2020-02-10Zeitschriftenartikel DOI: 10.25646/6575
Persistent depressive disorder across the adult lifespan: results from clinical and population-based surveys in Germany
Le, Hong Duyen
Background Although the individual and economic disease burden of depression is particularly high for long-term symptoms, little is known of the lifetime course of chronic depression. Most evidence derives from clinical samples, and the diagnostic distinction between persistent depressive disorder (PDD) and non-chronic major depression (NCMDD) is still debated. Thus, we examined characteristics of PDD among clinical vs. non-clinical cases, and the associated disease burden at a population level. Methods Data were drawn from the mental health module of the German Health Interview and Examination Survey for Adults (DEGS1-MH, 2009–2012, n = 4483) and a clinical sample of PDD inpatients at Charité – Universitätsmedizin Berlin (2018–2019, n = 45). The DSM-5 definition of PDD was operationalized a priori to the study using interview-based DSM-IV diagnoses of dysthymia and major depression lasting at least 2 years in both surveys. Additional depression characteristics (depression onset, self-classified course, suicidality, comorbid mental disorders, treatment history and current depressive symptoms [Patient Health Questionnaire-9]) were assessed. In the DEGS1-MH, health-related quality of life (Short Form Health Survey-36, SF-36), chronic somatic conditions, number of sick days (past 12 months) or days with limitations in normal daily life activities (past 4 weeks), and health service utilization (past 12 months) were compared for PDD vs.
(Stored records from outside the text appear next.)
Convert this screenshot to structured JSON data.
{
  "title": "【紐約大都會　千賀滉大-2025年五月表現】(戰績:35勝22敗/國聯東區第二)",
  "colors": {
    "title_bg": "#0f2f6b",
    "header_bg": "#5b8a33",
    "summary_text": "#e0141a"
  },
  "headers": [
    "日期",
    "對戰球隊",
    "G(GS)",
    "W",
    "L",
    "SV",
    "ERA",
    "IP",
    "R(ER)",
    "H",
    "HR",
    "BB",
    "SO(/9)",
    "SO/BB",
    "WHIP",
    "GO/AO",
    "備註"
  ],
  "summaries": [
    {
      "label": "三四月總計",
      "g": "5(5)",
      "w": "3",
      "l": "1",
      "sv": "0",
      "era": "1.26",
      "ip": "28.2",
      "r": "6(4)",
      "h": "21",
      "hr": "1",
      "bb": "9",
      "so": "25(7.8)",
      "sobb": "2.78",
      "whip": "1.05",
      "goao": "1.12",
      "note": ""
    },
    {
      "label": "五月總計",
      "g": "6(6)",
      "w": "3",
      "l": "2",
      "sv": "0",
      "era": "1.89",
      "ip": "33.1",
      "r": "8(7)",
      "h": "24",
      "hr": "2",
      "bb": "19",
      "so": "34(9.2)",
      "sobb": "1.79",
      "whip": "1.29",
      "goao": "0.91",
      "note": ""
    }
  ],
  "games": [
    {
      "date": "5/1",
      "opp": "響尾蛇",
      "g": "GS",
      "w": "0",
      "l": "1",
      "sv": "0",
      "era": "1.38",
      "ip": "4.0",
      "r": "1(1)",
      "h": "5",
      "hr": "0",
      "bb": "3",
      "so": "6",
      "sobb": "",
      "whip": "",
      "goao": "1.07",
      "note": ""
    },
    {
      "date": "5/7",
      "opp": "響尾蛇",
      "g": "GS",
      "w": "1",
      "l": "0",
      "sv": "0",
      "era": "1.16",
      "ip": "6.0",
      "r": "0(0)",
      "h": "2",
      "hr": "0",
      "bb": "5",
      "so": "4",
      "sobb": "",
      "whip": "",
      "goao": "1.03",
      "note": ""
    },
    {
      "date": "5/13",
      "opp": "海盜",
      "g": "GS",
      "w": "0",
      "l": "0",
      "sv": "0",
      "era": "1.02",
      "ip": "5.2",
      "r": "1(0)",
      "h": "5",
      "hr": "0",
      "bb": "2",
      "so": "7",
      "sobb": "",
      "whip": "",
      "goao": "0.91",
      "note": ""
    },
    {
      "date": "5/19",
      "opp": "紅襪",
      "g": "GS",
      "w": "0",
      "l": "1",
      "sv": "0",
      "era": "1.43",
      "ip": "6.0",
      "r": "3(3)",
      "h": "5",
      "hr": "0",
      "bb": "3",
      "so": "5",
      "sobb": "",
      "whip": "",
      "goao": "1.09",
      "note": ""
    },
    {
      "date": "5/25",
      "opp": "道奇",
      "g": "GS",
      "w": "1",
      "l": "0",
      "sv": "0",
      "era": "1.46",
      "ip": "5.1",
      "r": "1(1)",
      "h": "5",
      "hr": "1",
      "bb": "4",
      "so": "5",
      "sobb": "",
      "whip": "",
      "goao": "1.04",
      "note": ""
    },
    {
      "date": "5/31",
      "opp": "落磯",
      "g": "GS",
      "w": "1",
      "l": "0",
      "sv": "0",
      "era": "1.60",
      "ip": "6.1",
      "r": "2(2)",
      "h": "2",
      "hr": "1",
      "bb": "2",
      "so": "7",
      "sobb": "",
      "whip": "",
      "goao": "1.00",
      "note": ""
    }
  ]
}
NCMDD. Results PDD cases from the clinical sample had a significantly earlier depression onset, a higher proportion of self-classification as persistent course, and treatment resistance than PDD and NCMDD cases in DEGS1-MH. At a population level, PDD cases showed worse outcomes compared with NCMDD cases in terms of somatic comorbidity, SF-36 mental component score, and activity limitations owing to mental health problems, as well as a higher risk for outpatient mental health care contact. Conclusions The distinction between PDD and NCMDD proposed for DSM-5 seems warranted. Early onset depression, self-classification as persistent depressive course, and treatment resistance are suggested as markers of more severe and chronic depression courses. At a population level, PDD is associated with remarkably higher individual and economic disease burden than NCMDD, highlighting the need to improve medical recognition of chronic courses and establish specific treatment concepts for chronic depression.